Venezuelan national park

The Mariusa National Park (Parque nacional Mariusa) (also referred to as Delta del Orinoco National Park) is a protected area of Venezuela with national park status.

== Description ==
The park protects part of the Orinoco Delta swamp forests ecoregion.
It is located in the middle of the Orinoco River Delta, where the largest river in Venezuela meets the Atlantic Ocean. It takes the name of the island Mariusa, on the coast, but it is the Redonda Island of the greater territorial extension of land floodable, between the caños of Macareo and Mariusa. The most prominent features of this area are the jungle, with a unique fauna on the planet, and tides that extend through the delta channels. This area is undoubtedly the most special region of all of Venezuela, which, being divided into two main branches called Rio Grande and Brazo Manamo, is completely distributed in the immense delta of the Orinoco River, considered the eighth river in the world.
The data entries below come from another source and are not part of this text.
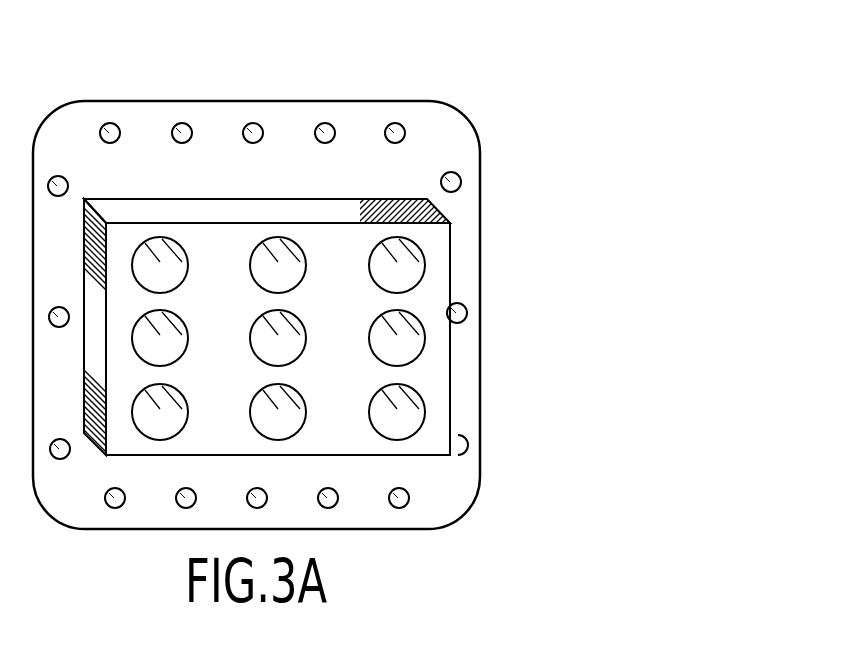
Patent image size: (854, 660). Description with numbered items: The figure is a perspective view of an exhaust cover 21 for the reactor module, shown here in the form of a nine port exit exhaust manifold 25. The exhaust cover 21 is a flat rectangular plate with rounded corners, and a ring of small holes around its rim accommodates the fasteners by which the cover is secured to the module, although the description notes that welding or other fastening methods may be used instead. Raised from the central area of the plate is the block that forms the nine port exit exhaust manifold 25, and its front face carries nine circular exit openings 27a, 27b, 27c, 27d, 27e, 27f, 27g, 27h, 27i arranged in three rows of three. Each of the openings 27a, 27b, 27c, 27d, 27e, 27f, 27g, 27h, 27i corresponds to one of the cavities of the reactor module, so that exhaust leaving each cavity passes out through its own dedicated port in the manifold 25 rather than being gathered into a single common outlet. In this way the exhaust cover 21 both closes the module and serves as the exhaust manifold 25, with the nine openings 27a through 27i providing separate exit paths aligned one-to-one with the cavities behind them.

The exhaust cover 21 is at (450, 78).
The nine port exit exhaust manifold 25 is at (435, 487).
The opening 27a is at (158, 278).
The opening 27b is at (276, 278).
The opening 27c is at (396, 278).
The opening 27d is at (158, 351).
The opening 27e is at (276, 351).
The opening 27f is at (396, 352).
The opening 27g is at (158, 425).
The opening 27h is at (276, 425).
The opening 27i is at (396, 425).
This territory, dominated mainly by the Waraos, is in the easternmost part of Venezuela and is the product of an immense sedimentary accumulation of quaternary origin; For many centuries the river formed one of the largest deltas in the world and its channel, fed by more than 200 great rivers, traces an arc of 2150 km., Embracing an area near the 40000 km^{2} in the delta, entirely crossed by an infinity Of secondary river mouths called caños.